Gilley Rebecca, March H Nikki, Cook Simon J
Laboratory of Molecular Signalling, The Babraham Institute, Babraham Research Campus, Cambridge, UK.
Cell Signal. 2009 Jun;21(6):969-77. doi: 10.1016/j.cellsig.2009.02.006. Epub 2009 Feb 25.

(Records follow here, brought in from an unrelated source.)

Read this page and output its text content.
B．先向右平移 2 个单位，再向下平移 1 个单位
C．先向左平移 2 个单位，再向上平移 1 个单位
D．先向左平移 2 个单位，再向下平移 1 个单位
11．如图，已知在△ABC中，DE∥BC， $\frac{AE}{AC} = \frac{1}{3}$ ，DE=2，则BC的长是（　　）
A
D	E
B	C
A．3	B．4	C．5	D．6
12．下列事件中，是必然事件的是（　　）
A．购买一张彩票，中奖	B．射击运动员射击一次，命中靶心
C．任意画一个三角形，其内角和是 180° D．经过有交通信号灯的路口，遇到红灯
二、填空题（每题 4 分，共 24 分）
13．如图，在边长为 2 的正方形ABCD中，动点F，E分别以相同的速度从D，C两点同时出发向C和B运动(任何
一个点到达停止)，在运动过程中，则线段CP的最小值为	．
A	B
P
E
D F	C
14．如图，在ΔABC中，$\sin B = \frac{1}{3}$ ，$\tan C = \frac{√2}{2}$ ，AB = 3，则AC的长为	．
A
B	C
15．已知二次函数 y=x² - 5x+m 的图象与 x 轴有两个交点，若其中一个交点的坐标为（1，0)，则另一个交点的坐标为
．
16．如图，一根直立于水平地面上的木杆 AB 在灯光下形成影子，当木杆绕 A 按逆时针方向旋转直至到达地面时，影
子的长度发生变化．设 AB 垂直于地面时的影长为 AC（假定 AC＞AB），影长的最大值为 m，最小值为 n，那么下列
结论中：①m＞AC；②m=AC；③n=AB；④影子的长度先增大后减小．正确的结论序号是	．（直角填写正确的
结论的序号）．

Growth factor-stimulated expression and activation of c-Fos is regulated by the ERK1/2 pathway. However, recent reports have also suggested a prominent role for the closely related ERK5 pathway in regulating the expression, transcriptional activation and nuclear localization of c-Fos. Here we have compared the role of ERK1/2 and ERK5 in regulating c-Fos using a combination of conditional protein kinases, selective biochemical inhibitors and ERK5 null fibroblasts. We demonstrate that activation of the ERK1/2 pathway, but not ERK5, is sufficient for c-Fos phosphorylation and transcriptional activation. Furthermore, growth factor-dependent expression of c-Fos is blocked by low doses of PD184352 that selectively inhibit the ERK1/2 pathway but proceeds normally in ERK5-/- 3T9 cells; in addition, nuclear localization of c-Fos is normal in ERK5-/- cells. ERK5-/- cells are, however, defective for c-Jun expression but this is reversed by re-expression of ERK5. In addition to ERK5, neither the JNK nor p38 pathways can substitute for ERK1/2 in the regulation of c-Fos transcriptional activity. These results demonstrate that c-Fos transcriptional activity is not regulated by the ERK5 pathway; rather, of all the MAPKs and SAPKs, c-Fos activation appears to be predominantly linked to the ERK1/2 pathway.
生长因子刺激的c-Fos表达和激活受ERK1/2通路调控。然而,最近的报道也表明,密切相关的ERK5通路在调节c-Fos的表达、转录激活和核定位方面发挥着重要作用。在这里,我们结合条件性蛋白激酶、选择性生化抑制剂和ERK5基因敲除的成纤维细胞,比较了ERK1/2和ERK5在调节c-Fos中的作用。我们证明,ERK1/2通路的激活而非ERK5通路的激活,足以使c-Fos磷酸化和转录激活。此外,低剂量的PD184352可阻断c-Fos的生长因子依赖性表达,该药物选择性抑制ERK1/2通路,但在ERK5基因敲除的3T9细胞中c-Fos的表达正常进行;此外,ERK5基因敲除细胞中c-Fos的核定位正常。然而,ERK5基因敲除细胞的c-Jun表达存在缺陷,但通过重新表达ERK5可使其恢复正常。除ERK5外,JNK和p38通路均不能替代ERK1/2来调节c-Fos的转录活性。这些结果表明,c-Fos的转录活性不受ERK5通路的调控;相反,在所有的丝裂原活化蛋白激酶(MAPK)和应激激活蛋白激酶(SAPK)中,c-Fos的激活似乎主要与ERK1/2通路相关。